Trump May Waive the Jones Act for Oil Shipments. Let’s Repeal It Instead.

Trump May Waive the Jones Act for Oil Shipments. Let’s Repeal It Instead.

President Donald Trump is weighing a temporary waiver of the jones act to ease U. S. oil shipments as energy prices rise amid the war in Iran, White House options show. The jones act restricts coastal cargo to U. S. -built, -owned and -crewed vessels under the Merchant Marine Act of 1920. Advocates in the context of current coverage argue a waiver is a short-term fix; repeal would be a permanent remedy.

Why the Jones Act is at the center of the energy debate

At its core, the Merchant Marine Act of 1920 mandates that cargo moved between U. S. ports travel on ships built in America and primarily owned and staffed by Americans. That structure narrows the pool of vessels able to move domestic oil—an effect highlighted as U. S. energy prices rose after the recently launched war in Iran disrupted shipping through the Strait of Hormuz. Coverage in the files shows the law can limit shipments from places like Alaska to the mainland, increasing transport costs for American-produced energy.
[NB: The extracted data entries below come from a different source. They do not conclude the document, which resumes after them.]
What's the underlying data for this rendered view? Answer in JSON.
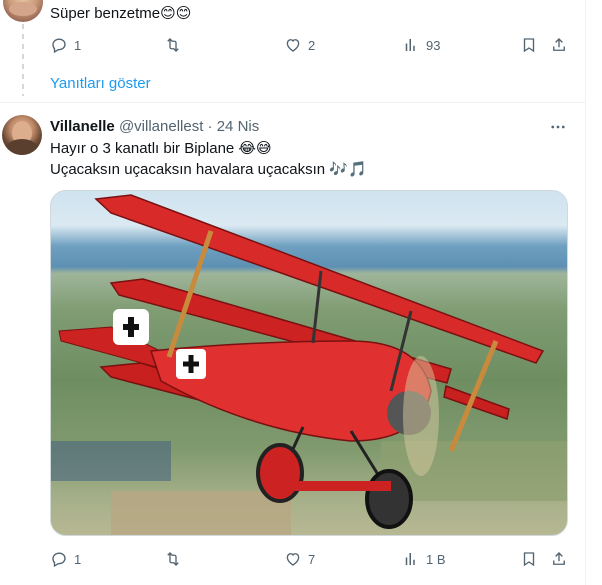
{
  "top_tweet": {
    "text": "Süper benzetme😊😊",
    "reply_count": "1",
    "retweet_count": "",
    "like_count": "2",
    "view_count": "93"
  },
  "show_replies_label": "Yanıtları göster",
  "tweet": {
    "name": "Villanelle",
    "handle": "@villanellest",
    "separator": "·",
    "date": "24 Nis",
    "line1": "Hayır o 3 kanatlı bir Biplane 😂😅",
    "line2": "Uçacaksın uçacaksın havalara uçacaksın 🎶🎵",
    "media_description": "Red triplane",
    "reply_count": "1",
    "retweet_count": "",
    "like_count": "7",
    "view_count": "1 B"
  },
  "colors": {
    "link": "#1d9bf0",
    "muted": "#536471",
    "text": "#0f1419",
    "border": "#eff3f4"
  },
  "icons": [
    "reply-icon",
    "retweet-icon",
    "like-icon",
    "views-icon",
    "bookmark-icon",
    "share-icon",
    "more-icon"
  ]
}
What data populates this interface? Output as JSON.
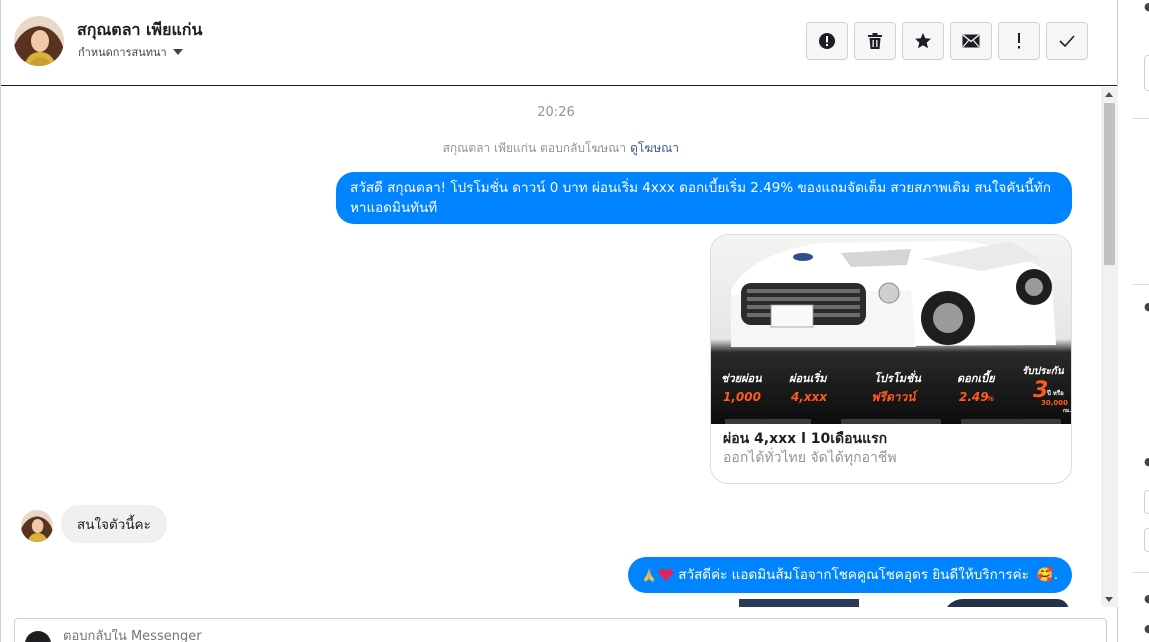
{
  "header": {
    "contact_name": "สกุณตลา เพียแก่น",
    "assign_label": "กำหนดการสนทนา",
    "actions": [
      "mark-spam",
      "delete",
      "star",
      "mark-unread",
      "follow-up",
      "mark-done"
    ]
  },
  "thread": {
    "timestamp": "20:26",
    "ad_reply_note": "สกุณตลา เพียแก่น ตอบกลับโฆษณา",
    "ad_link": "ดูโฆษณา",
    "outgoing_1": "สวัสดี สกุณตลา! โปรโมชั่น ดาวน์ 0 บาท ผ่อนเริ่ม 4xxx ดอกเบี้ยเริ่ม 2.49% ของแถมจัดเต็ม สวยสภาพเดิม สนใจคันนี้ทักหาแอดมินทันที",
    "card": {
      "title": "ผ่อน 4,xxx l 10เดือนแรก",
      "subtitle": "ออกได้ทั่วไทย จัดได้ทุกอาชีพ",
      "image": {
        "labels": [
          "ช่วยผ่อน",
          "ผ่อนเริ่ม",
          "โปรโมชั่น",
          "ดอกเบี้ย",
          "รับประกัน"
        ],
        "values": [
          "1,000",
          "4,xxx",
          "ฟรีดาวน์",
          "2.49",
          "3"
        ],
        "suffix_percent": "%",
        "warranty_unit": "ปี หรือ",
        "warranty_km": "30,000",
        "warranty_km_unit": "กม."
      }
    },
    "incoming_1": "สนใจตัวนี้คะ",
    "outgoing_2": "สวัสดีค่ะ แอดมินส้มโอจากโชคคูณโชคอุดร ยินดีให้บริการค่ะ",
    "outgoing_2_trailer": "🥰."
  },
  "composer": {
    "placeholder": "ตอบกลับใน Messenger"
  },
  "colors": {
    "outgoing_bubble": "#0084ff",
    "incoming_bubble": "#f1f0f0",
    "link": "#385898",
    "muted_text": "#90949c"
  }
}
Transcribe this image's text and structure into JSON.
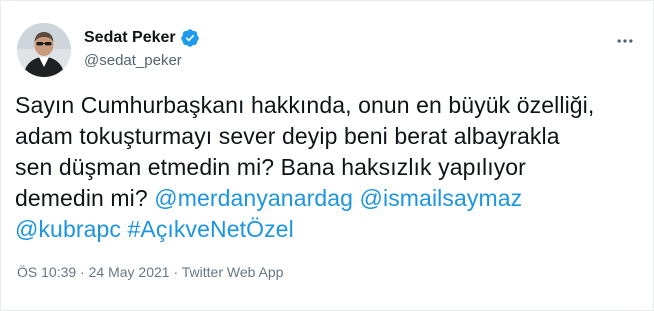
{
  "user": {
    "name": "Sedat Peker",
    "handle": "@sedat_peker",
    "verified": true
  },
  "tweet": {
    "lines": [
      [
        {
          "text": "Sayın Cumhurbaşkanı hakkında, onun en büyük özelliği,",
          "type": "text"
        }
      ],
      [
        {
          "text": "adam tokuşturmayı sever deyip beni berat albayrakla",
          "type": "text"
        }
      ],
      [
        {
          "text": "sen düşman etmedin mi? Bana haksızlık yapılıyor",
          "type": "text"
        }
      ],
      [
        {
          "text": "demedin mi? ",
          "type": "text"
        },
        {
          "text": "@merdanyanardag",
          "type": "mention"
        },
        {
          "text": " ",
          "type": "text"
        },
        {
          "text": "@ismailsaymaz",
          "type": "mention"
        }
      ],
      [
        {
          "text": "@kubrapc",
          "type": "mention"
        },
        {
          "text": " ",
          "type": "text"
        },
        {
          "text": "#AçıkveNetÖzel",
          "type": "hashtag"
        }
      ]
    ]
  },
  "meta": {
    "time": "ÖS 10:39",
    "separator1": " · ",
    "date": "24 May 2021",
    "separator2": " · ",
    "source": "Twitter Web App"
  },
  "colors": {
    "link": "#1b95e0",
    "verified": "#1d9bf0",
    "text": "#0f1419",
    "secondary": "#657786"
  },
  "icons": {
    "verified": "verified-badge-icon",
    "more": "more-horizontal-icon"
  }
}
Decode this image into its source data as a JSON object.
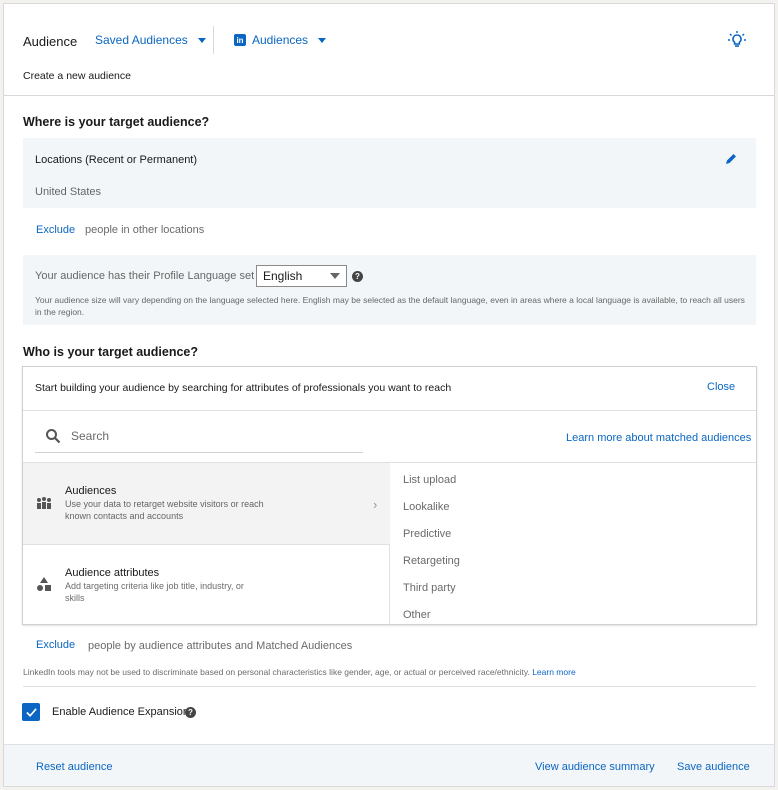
{
  "header": {
    "title": "Audience",
    "saved_audiences_label": "Saved Audiences",
    "audiences_label": "Audiences",
    "subtitle": "Create a new audience",
    "icons": {
      "linkedin": "linkedin-icon",
      "bulb": "lightbulb-icon"
    }
  },
  "where": {
    "title": "Where is your target audience?",
    "locations_label": "Locations (Recent or Permanent)",
    "location_value": "United States",
    "exclude_label": "Exclude",
    "exclude_text": "people in other locations",
    "language_prefix": "Your audience has their Profile Language set to",
    "language_value": "English",
    "language_note": "Your audience size will vary depending on the language selected here. English may be selected as the default language, even in areas where a local language is available, to reach all users in the region."
  },
  "who": {
    "title": "Who is your target audience?",
    "card_header": "Start building your audience by searching for attributes of professionals you want to reach",
    "close_label": "Close",
    "search_placeholder": "Search",
    "learn_more": "Learn more about matched audiences",
    "options": [
      {
        "title": "Audiences",
        "desc": "Use your data to retarget website visitors or reach known contacts and accounts"
      },
      {
        "title": "Audience attributes",
        "desc": "Add targeting criteria like job title, industry, or skills"
      }
    ],
    "sub_items": [
      "List upload",
      "Lookalike",
      "Predictive",
      "Retargeting",
      "Third party",
      "Other"
    ],
    "exclude_label": "Exclude",
    "exclude_text": "people by audience attributes and Matched Audiences",
    "disclaimer": "LinkedIn tools may not be used to discriminate based on personal characteristics like gender, age, or actual or perceived race/ethnicity.",
    "disclaimer_link": "Learn more",
    "expansion_label": "Enable Audience Expansion",
    "expansion_checked": true
  },
  "footer": {
    "reset": "Reset audience",
    "summary": "View audience summary",
    "save": "Save audience"
  },
  "colors": {
    "link": "#0a66c2",
    "panel": "#f3f6f8"
  }
}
Arguments for repeal and the industry impact

Critics in the reviewed material frame the jones act as protectionist and failing to meet its founding aim. Colin Grabow of the Cato Institute wrote that the logic behind the law was to spur a robust U. S. shipbuilding sector, yet U. S. shipyards have not prospered as intended: “rather than prospering, U. S. shipyards have been in a decline for decades, ” Grabow wrote. Independent Institute commentary from Caleb Petitt notes that “the U. S. only had 92 Jones Act-compliant ships in 2024, ” while there were 185 U. S. -flagged ships that year; foreign-built vessels flagged in the United States cannot carry cargo between American ports because they were not built domestically. The Grassroot Institute of Hawaii added that “Oil tankers make up 55 of the 92 ships in the Jones Act fleet, ” and that the law has contributed to higher costs for islands like Hawaii, where importing from the mainland is often prohibitive.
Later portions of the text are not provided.